Direito e violência de Estado
Docente associado: Maira Rocha Machado e Maria Cecília de Araújo Asperti
Descrição: A violência perpetrada por agentes do Estado é um dos principais problemas que constrangem a realização do Estado Democrático de Direito. Este projeto investiga as múltiplas formas de produção, registro e ocultação de violências pelas instituições do Estado, com especial atenção para a interseccionalidade de questões econômico-sociais como gênero, raça e classe. Atento às dimensões teóricas, normativas, institucionais e espaciais do fenômeno este projeto se desdobra e concretiza em pesquisas empíricas em Direito baseadas em análise documental e entrevistas com pessoas atingidas pela violência de Estado, dentro e fora das instituições. Também analisa os obstáculos enfrentados para o acesso à Justiça de vítimas de violência de Estado na busca pela reparação e pelo resguardo da memória, em linha com a garantia de não repetição. Os tópicos aglutinadores dessas pesquisas são (i) o Massacre do Carandiru e os debates sobre o território da antiga Casa de Detenção e sobre as pessoas sobreviventes; (ii) a letalidade prisional e as questões de Direito e de saúde nas práticas judiciárias e administrativas no cumprimento de pena; (iii) litígios individuais e coletivos voltados à reparação e à mudanças estruturais ligados à violência de Estado; e (iv) as questões dogmáticas, políticas e humanas sobre a formação e a disputa atual do aparato normativo brasileiro contemporâneo, em especial do Código Penal, do Código de Processo Penal, da Lei de Execução Penal e sua interação com direitos humanos e fundamentais, compreendidos como essenciais as capacidades humanas e autonomia dos indivíduos, necessárias ao desenvolvimento democrático e social.
Críticas 2.0: (re)contextualizações a partir do Brasil
Docente associado: Michelle Ratton Sanchez Badin
Descrição: Desenvolvido no âmbito do Núcleo de Direito Global e Desenvolvimento (NDGD) em parceria com a UFRGS e o IRI-USP, o projeto parte da premissa segundo a qual o Direito internacional foi equivocadamente lido no tempo como um instrumento teórico e prático universal alheio a diversas tradições jurídicas. Nesse sentido, é importante compreender como diferentes tradições jurídicas trabalham e conceituam o campo - a começar pela tradição jurídica brasileira. Nessa segunda fase, o projeto de pesquisa pretende analisar como o Direito internacional é construído no Brasil, a partir de compreensão de quem o produz e quem o utiliza. Novamente, as teorias críticas com aporte para o Direito internacional e a profissionalização da carreira jurídica são bases centrais para conceituação do projeto. Este projeto se encontra em diálogo com as duas linhas de pesquisa do Programa de Mestrado e Doutorado Acadêmicos em Direito e Desenvolvimento no âmbito da FGV Direito SP, na medida em que além da base teórica procura compreender a profissionalização do Direito internacional, nos campos da política pública e do âmbito privado dos negócios.
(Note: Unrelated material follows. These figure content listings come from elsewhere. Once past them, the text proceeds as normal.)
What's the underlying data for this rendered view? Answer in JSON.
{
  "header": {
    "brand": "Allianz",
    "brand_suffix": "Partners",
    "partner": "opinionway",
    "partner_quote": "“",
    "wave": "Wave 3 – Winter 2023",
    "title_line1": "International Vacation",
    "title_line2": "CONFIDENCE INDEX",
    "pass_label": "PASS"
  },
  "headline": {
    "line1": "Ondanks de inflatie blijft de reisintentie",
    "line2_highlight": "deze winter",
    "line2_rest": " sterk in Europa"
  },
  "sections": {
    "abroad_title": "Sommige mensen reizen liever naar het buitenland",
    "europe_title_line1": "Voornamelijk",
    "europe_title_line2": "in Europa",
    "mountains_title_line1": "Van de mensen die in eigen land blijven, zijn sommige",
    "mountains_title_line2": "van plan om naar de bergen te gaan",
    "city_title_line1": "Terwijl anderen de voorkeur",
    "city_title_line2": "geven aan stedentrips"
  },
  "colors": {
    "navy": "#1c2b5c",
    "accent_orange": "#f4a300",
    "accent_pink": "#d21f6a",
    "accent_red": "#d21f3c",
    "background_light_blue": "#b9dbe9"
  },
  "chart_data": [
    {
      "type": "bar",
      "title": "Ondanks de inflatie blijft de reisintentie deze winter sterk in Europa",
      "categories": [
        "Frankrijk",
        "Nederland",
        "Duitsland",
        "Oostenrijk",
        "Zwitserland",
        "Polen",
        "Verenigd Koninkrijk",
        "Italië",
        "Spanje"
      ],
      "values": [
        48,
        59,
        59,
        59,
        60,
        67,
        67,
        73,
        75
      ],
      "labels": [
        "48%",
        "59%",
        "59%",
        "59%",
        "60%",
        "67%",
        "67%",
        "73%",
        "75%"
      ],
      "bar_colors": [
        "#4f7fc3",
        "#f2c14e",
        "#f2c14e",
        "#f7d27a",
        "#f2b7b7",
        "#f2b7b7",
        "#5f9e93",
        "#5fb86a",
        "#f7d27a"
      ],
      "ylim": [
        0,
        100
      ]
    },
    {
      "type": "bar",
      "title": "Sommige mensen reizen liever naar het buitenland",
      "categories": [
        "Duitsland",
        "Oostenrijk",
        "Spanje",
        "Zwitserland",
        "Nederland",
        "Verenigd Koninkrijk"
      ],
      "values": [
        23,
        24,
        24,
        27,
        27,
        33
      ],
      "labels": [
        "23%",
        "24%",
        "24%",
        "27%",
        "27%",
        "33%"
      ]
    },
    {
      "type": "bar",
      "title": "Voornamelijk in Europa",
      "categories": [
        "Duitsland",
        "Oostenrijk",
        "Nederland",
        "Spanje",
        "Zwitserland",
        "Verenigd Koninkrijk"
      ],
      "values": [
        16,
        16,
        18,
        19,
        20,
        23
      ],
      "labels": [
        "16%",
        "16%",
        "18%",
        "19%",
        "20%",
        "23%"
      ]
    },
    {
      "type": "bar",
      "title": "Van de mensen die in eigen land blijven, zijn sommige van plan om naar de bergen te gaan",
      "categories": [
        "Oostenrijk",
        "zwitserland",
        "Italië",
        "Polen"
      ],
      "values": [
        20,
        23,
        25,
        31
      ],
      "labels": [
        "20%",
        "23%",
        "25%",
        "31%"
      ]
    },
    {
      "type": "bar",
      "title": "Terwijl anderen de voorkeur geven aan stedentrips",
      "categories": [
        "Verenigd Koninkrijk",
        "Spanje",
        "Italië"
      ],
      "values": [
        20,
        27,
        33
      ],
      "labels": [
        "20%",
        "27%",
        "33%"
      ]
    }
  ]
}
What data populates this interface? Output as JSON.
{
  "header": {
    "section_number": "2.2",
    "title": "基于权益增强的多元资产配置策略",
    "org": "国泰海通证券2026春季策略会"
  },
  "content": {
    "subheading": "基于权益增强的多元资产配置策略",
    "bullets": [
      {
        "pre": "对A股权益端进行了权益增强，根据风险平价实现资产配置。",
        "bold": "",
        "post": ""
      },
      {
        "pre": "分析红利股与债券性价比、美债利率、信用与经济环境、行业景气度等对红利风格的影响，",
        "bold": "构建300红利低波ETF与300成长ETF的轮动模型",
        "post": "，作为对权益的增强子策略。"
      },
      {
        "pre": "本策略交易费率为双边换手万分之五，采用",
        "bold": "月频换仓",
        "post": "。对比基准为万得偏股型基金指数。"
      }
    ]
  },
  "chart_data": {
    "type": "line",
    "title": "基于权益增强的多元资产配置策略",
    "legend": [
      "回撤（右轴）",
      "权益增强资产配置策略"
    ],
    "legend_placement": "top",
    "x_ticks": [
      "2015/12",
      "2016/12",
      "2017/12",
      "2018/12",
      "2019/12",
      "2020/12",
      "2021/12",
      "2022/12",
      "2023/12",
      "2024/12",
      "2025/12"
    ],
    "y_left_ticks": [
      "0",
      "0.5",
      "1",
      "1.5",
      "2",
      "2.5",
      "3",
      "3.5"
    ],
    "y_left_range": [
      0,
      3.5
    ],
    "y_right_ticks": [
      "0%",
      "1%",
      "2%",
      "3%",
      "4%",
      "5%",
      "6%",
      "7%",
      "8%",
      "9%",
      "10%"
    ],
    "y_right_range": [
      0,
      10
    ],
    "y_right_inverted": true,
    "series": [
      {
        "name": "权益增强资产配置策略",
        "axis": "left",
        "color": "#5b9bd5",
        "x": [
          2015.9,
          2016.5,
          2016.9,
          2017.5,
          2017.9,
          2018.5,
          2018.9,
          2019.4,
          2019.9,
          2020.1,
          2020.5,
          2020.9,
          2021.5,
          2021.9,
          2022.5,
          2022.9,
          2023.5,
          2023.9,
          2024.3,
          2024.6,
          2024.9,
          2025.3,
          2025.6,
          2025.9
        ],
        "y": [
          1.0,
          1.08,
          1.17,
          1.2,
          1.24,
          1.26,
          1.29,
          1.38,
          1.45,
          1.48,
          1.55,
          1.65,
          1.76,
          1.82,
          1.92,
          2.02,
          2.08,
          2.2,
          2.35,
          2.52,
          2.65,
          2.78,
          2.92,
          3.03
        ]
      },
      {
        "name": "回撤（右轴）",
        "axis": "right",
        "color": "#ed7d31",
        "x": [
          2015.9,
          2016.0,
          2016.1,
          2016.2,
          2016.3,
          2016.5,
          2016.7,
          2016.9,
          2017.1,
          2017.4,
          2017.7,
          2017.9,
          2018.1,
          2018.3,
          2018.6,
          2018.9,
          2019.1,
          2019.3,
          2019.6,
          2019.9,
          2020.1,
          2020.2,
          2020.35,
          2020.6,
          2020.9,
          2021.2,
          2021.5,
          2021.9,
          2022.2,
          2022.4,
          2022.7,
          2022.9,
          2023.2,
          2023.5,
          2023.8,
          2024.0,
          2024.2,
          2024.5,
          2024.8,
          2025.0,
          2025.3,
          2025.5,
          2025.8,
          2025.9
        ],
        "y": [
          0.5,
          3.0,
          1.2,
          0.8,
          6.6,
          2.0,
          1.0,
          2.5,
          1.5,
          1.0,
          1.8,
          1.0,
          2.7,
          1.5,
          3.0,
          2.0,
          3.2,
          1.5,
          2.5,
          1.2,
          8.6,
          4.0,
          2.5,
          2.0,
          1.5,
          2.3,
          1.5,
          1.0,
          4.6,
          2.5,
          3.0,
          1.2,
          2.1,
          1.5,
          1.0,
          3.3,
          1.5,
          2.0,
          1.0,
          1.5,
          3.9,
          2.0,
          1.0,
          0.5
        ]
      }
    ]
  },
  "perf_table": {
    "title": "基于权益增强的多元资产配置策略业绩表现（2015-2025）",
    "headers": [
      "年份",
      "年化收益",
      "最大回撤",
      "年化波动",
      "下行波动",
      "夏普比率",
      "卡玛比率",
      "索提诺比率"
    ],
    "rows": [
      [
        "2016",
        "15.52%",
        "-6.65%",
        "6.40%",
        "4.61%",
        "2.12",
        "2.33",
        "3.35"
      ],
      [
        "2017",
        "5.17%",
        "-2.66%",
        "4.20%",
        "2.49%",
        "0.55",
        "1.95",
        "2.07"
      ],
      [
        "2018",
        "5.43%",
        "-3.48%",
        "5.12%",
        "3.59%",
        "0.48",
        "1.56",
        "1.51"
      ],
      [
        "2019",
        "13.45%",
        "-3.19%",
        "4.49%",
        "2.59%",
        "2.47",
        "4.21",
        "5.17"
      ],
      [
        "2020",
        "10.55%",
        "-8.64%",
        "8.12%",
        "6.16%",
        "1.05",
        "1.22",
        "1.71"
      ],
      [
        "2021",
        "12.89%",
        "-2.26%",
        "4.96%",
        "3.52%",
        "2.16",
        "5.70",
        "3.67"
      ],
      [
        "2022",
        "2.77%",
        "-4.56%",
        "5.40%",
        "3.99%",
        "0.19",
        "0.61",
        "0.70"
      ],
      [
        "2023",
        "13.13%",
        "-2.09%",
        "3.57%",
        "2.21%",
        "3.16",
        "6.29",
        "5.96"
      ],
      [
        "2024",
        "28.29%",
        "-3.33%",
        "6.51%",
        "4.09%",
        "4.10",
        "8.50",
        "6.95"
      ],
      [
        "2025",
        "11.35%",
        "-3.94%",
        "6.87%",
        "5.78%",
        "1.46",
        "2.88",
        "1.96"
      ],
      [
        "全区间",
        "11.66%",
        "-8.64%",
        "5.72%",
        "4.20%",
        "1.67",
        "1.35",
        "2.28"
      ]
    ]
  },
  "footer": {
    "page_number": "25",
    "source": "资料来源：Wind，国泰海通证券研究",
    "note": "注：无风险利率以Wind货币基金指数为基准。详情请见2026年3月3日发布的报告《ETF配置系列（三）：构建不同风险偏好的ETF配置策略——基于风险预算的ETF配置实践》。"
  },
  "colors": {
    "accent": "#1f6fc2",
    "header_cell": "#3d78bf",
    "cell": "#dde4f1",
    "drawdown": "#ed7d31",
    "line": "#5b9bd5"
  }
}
Direito penal e sistema de Justiça criminal: reforma e controle da atividade policial
Docente associado: Marta Rodriguez de Assis Machado
Descrição: O projeto, surgido a partir da continuidade das reflexões de projetos anteriores e das atividades desenvolvidas no Núcleo de Estudos sobre o Crime e a Pena, dedica-se à produção de conhecimento sobre o campo do Direito penal, com foco não apenas nas dinâmicas normativas (como o processo legislativo e a dogmática penal) e institucionais do sistema de justiça criminal, mas também nas dinâmicas relacionadas às políticas institucionais ligadas à segurança pública, notadamente no controle dos agentes públicos, em especial a atuação policial, e seus efeitos. Nesta fase, alguns aspectos são centrais: o primeiro diz respeito ao processo de reforma da polícia a partir do movimento de atores distintos, especialmente ligados aos direitos humanos, as implicações dessa mobilização e as razões sociais e políticas que frustraram a adoção de uma política pública capaz de promover efetiva reforma das forças policiais no Brasil, resistente a mudança democrática. O segundo diz respeito a casos envolvendo abordagem policial, perfilamento racial (stop and frisk e racial profiling), a legitimidade conferida à atuação policial pelo Poder Judiciário, assim como a ausência de um controle (constitucionalmente previsto) da atividade policial pelos atores do sistema de justiça criminal. Ainda, o projeto busca melhor compreender de forma mais ampla os efeitos das políticas estatais de segurança na sociedade e como as escolhas político-institucionais afetam a criminalidade e a violência, inclusive a ligada ao próprio Estado, observando como o sistema de Justiça criminal pode restringir as capacidades humanas, a autonomia dos indivíduos e as liberdades públicas. O projeto busca, portanto, abordar o tema do Direito penal e das instituições responsáveis pela sua construção, aplicação e reforma sob a lente dos direitos humanos e das questões de raça, gênero e classe. Por meio deste recorte o projeto busca uma concepção ampla de democracia, que vai além dos direitos políticos tradicionais e inclui a proteção adequada e a representação de grupos minoritários. Por meio do emprego de métodos empíricos e do diálogo interdisciplinar com áreas como a antropologia, sociologia e ciência política o projeto pretende produzir um conhecimento mais preciso dos diagnósticos sobre o tema e das potencialidades e obstáculos para a garantia de uma atuação do sistema de justiça criminal adequada ao Estado Democrático de Direito, essencial ao desenvolvimento em sua concepção ampla.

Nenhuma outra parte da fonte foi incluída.